Virgin Galactic has recently endured a rocky road financially, with substantial losses in the last two quarters, but is intent on pushing ahead with the development of next-gen aviation technologies – this time with NASA onboard. The company has today announced a new partnership with the space agency, which will see the two work together to accelerate the age of high-speed vehicles for commercial aviation.
Back In February, Virgin Galactic launched a new program to secure reservations for its first suborbital flights via US$1,000 deposits, with 400 folks making the downpayment since. This came as the company reported a $73-million loss in the final quarter of 2019, which has been followed by a $60-million loss in the first quarter of 2020.
While it hopes demand among tourists wanting to travel to the edge of space can continue to address revenue shortages, the company is simultaneously setting its sights a little closer to home. The new Space Act Agreement with NASA, which also includes Virgin Galactic subsidiary The Spaceship Company, is geared toward producing high-Mach vehicles for potential civil applications in the US, with the company hoping to tap into the agency’s expertise in engineering and flight testing to that end.
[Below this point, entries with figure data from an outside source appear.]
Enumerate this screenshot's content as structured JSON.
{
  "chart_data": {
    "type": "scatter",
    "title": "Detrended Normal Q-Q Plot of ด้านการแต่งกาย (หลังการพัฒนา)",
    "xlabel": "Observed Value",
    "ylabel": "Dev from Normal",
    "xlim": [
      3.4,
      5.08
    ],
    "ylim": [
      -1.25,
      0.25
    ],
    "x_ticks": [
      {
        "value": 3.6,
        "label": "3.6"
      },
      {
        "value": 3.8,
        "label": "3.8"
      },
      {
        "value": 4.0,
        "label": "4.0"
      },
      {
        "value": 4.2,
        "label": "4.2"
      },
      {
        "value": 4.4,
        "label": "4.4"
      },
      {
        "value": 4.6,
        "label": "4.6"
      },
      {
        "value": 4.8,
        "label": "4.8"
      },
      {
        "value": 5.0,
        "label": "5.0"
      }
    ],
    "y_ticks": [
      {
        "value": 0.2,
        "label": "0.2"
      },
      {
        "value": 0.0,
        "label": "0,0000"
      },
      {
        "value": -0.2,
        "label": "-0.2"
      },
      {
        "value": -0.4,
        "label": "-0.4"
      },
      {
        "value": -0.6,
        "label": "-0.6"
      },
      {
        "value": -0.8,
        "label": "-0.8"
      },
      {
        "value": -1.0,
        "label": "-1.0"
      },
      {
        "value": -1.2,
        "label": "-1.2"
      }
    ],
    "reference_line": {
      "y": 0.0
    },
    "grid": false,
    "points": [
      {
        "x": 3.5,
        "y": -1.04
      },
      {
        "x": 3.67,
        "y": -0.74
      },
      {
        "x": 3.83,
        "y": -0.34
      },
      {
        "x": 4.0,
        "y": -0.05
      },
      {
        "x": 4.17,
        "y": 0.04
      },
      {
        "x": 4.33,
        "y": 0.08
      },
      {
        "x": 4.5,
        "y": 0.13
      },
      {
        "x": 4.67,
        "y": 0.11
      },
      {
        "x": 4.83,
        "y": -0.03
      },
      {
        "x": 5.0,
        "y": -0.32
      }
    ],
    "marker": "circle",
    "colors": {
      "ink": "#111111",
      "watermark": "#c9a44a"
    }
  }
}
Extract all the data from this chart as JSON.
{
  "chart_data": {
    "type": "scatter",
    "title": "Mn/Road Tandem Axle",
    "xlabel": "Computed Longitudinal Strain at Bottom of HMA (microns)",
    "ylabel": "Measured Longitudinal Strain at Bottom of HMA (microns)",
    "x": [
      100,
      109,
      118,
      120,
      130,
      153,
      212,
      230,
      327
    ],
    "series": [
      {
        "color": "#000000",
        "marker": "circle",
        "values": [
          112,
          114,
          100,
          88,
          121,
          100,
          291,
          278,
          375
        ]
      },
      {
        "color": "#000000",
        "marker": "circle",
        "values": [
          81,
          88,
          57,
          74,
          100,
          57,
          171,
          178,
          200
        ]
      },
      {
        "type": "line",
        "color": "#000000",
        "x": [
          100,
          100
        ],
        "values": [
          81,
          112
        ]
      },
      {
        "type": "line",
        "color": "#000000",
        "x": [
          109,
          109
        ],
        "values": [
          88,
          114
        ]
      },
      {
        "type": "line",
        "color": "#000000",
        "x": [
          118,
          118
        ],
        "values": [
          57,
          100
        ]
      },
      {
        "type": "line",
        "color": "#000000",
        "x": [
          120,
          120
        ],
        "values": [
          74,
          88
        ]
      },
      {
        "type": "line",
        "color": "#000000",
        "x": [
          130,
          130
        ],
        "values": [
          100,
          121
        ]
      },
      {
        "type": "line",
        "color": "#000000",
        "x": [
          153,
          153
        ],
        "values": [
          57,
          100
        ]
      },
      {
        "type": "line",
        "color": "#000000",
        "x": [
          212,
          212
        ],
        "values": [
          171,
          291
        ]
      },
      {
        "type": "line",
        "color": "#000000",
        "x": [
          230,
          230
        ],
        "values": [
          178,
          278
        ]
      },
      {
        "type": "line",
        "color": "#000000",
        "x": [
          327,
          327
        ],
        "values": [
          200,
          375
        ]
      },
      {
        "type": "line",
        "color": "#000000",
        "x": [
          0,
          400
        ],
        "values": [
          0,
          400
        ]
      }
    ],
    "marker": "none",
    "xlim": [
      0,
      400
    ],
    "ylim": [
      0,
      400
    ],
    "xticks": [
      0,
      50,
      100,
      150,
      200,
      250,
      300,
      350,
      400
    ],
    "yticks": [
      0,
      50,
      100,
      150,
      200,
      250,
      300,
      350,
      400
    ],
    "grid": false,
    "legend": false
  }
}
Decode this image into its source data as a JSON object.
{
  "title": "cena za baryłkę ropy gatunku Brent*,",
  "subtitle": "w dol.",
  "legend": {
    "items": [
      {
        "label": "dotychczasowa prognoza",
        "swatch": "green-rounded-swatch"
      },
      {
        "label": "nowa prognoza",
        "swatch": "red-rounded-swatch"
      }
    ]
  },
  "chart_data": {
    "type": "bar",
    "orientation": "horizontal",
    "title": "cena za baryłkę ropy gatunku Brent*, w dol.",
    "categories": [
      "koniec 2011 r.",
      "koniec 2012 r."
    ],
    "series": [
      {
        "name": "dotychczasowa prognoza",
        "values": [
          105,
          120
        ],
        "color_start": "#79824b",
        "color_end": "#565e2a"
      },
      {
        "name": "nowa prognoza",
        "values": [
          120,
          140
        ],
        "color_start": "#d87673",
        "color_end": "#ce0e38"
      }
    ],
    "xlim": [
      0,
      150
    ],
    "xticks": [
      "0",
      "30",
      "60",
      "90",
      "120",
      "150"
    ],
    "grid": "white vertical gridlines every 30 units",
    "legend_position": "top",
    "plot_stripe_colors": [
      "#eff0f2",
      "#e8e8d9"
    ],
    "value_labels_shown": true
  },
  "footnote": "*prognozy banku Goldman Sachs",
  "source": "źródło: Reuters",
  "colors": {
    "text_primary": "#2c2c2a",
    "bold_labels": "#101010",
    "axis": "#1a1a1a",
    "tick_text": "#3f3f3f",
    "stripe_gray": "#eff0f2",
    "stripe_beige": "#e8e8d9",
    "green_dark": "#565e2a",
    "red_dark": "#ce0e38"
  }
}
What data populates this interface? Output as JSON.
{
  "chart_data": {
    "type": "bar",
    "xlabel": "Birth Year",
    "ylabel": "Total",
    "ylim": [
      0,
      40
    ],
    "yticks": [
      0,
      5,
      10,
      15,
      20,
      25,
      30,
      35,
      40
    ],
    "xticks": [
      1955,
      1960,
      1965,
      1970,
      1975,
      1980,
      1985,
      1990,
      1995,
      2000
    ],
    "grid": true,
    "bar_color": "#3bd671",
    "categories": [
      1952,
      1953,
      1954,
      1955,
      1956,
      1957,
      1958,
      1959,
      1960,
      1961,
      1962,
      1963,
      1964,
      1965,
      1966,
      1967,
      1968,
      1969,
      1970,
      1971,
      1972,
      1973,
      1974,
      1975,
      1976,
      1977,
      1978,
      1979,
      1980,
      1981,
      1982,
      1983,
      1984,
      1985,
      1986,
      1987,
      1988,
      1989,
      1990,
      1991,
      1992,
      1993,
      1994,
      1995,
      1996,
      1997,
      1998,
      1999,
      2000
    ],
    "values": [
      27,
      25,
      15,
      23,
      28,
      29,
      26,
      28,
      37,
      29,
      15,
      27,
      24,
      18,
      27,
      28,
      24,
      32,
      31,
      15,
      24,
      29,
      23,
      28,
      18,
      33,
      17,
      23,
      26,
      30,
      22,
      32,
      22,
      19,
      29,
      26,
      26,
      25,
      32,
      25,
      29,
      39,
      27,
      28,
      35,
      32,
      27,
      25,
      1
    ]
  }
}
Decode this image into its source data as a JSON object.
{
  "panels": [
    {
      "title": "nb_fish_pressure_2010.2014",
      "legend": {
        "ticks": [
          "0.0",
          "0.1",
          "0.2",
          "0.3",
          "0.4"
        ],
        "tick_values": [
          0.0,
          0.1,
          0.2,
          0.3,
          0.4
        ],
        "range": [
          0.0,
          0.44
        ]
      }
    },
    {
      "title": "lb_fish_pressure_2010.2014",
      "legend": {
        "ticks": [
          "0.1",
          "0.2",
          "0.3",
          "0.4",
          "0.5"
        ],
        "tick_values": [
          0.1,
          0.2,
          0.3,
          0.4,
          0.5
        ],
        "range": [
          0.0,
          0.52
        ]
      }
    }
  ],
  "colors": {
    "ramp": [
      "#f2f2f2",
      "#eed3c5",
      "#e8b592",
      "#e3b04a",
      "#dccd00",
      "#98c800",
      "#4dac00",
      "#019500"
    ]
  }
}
“This Space Act Agreement will enable NASA to collaborate with Virgin Galactic and The Spaceship Company to allow our organizations to take advantage of new tools, techniques, and technologies developed over the last 50 years and to explore potential new solutions for the commercial aviation industry,” says Dr. James Kenyon, Director of the NASA Aeronautics Advanced Air Vehicles Program.
According to Virgin Galactic, the collaboration will seek to develop develop high-speed air vehicles for point-to-point travel in the US, with a big focus on customer experience and environmental sustainability.
“Virgin Galactic’s unique experience and innovative technology platform will, in partnership with the historic capabilities of NASA and other government agencies, enable the progression of new technical steps that will improve US competitiveness,” says George Whitesides, CEO of Virgin Galactic Holdings. “We see this as an area with tremendous growth potential that we will continue to invest in, alongside our commercial spaceflight operations.”